Verletzung des Grundsatzes der Unmittelbarkeit der Beweisaufnahme (§ 96 VwGO) durch Unterlassung einer Anhörung zu den persönlichen Vorfluchtgründen des Klägers. (Leitsatz der Redaktion)

Schlagwörter: D (A), Verfahrensrecht, Revisionsverfahren, Nichtzulassungsbeschwerde, Verfahrensmangel, Sachaufklärungspflicht, Vereinfachtes Berufungsverfahren, Mündliche Verhandlung, Glaubwürdigkeit, Anhörung, Unmittelbarkeit der Beweisaufnahme
Normen: VwGO § 132 Abs. 2 Nr. 3; VwGO § 86 Abs. 1; VwGO § 96
Auszüge:

Die Beschwerde macht unter Hinweis auf den vom Kläger vorgelegten "Parteiausweis" geltend, das Berufungsgericht hätte aufgrund der Sachaufklärungspflicht des Grundsatzes der Unmittelbarkeit der Beweisaufnahme (§ 96 VwGO) den Kläger zu seinen "persönlichen Vorfluchtgründen" anhören müssen. Die vermeintliche Nichterweislichkeit der UFC-Mitgliedschaft habe das Berufungsgericht dazu verleitet, von der Unglaubwürdigkeit des Verfolgungsvorbringens des Klägers auszugehen. Es sei nicht auszuschließen, dass das Berufungsgericht bei einer persönlichen Anhörung des Klägers dessen Vortrag zu seinem individuellen Verfolgungsschicksal in entscheidungserheblichen Teilen Glauben geschenkt und daraus auf eine erlittene politische Verfolgung geschlossen hätte.

Im Ergebnis ist diese Rüge begründet. Das Berufungsgericht hat eine Anhörung des Klägers aus zwei Gründen für entbehrlich gehalten. Zum einen, weil der Kläger in der ersten Instanz auf die mündliche Verhandlung verzichtet und im Berufungsverfahren "keine neuen tatsächlichen Umstände vorgetragen habe, die eine persönliche Anhörung erforderlich erscheinen lassen". Zum anderen hat es sich hinsichtlich des Vorfluchtschicksals - ausdrücklich der Würdigung des Bundesamts angeschlossen und deshalb den "Vortrag des Klägers zu seiner Mitgliedschaft in der UFC sowie den angeblichen Verhaftungen" für "unglaubhaft" gehalten; es komme hinzu, dass der Kläger sein Verfahren weder ergänzt noch konkretisiert habe. Diese Erwägungen des Berufungsgerichts reichen nicht aus, um das Unterlassen einer persönlichen Anhörung des Klägers zu rechtfertigen.

Das Berufungsgericht hätte den Kläger im vorliegenden Fal nicht für unglaubwürdig halten dürfen, ohne ihn selbst persönlich angehört zu haben.
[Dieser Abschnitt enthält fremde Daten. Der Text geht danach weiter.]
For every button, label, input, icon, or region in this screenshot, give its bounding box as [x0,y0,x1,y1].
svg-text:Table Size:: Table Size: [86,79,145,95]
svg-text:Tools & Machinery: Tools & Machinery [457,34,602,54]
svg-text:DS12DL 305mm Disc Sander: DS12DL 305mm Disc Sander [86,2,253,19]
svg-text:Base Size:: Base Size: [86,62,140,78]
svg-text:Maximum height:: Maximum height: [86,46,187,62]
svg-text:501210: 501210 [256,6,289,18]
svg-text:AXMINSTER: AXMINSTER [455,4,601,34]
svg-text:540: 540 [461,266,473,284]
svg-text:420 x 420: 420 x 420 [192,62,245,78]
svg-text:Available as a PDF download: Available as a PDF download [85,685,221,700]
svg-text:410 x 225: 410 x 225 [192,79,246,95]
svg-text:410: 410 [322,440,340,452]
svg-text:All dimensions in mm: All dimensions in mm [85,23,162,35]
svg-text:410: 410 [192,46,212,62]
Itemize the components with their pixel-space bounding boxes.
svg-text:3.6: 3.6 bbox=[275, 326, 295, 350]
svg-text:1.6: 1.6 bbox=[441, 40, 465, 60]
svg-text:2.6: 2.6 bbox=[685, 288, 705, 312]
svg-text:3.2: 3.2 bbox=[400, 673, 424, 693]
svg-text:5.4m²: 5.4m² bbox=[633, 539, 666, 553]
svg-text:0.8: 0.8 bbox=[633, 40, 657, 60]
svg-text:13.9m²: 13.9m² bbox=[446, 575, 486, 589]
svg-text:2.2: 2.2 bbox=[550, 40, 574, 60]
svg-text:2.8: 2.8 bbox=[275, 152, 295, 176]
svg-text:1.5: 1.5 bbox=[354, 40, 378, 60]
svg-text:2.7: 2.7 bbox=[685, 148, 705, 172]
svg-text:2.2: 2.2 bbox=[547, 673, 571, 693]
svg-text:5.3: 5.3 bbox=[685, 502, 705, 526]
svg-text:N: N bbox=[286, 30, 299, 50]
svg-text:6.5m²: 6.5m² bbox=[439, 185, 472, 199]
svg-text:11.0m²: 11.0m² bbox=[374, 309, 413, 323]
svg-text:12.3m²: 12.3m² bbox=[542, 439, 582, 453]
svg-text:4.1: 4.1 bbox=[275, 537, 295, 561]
Nach der Rechtsprechung des Senats darf das Berufungsgericht aus der bei der Anhörung durch das Bundesamt protokollierten Aussage des Ausländers allenfalls dann auf dessen Unglaubwürdigkeit schließen, wenn diese Aussage solche Widersprüche, Ungereimtheiten oder Unvereinbarkeiten mit gesicherten Erkenntnissen des Berufungsgerichts aufweist, dass sie die Wahrheit derbehaupteten Tatsachen auch ohne einen persönlichen Eindruck des Gerichts von seiner Glaubwürdigkeit von vornherein ausschließen (stRspr, vgl. Beschlüsse vom 11. Juni 2002 BVerwG 1 B 37.02 Buchholz 402.25 § 1 AsylVfG Nr. 260 und vom 10. Mai 2002 BVerwG 1 B 392.01 Buchholz a.a.O. Nr. 259 = NVwZ 2002, 1381). Ein solcher Ausnahmefall wird vom Berufungsgericht nicht dargelegt und ist auch nicht erkennbar.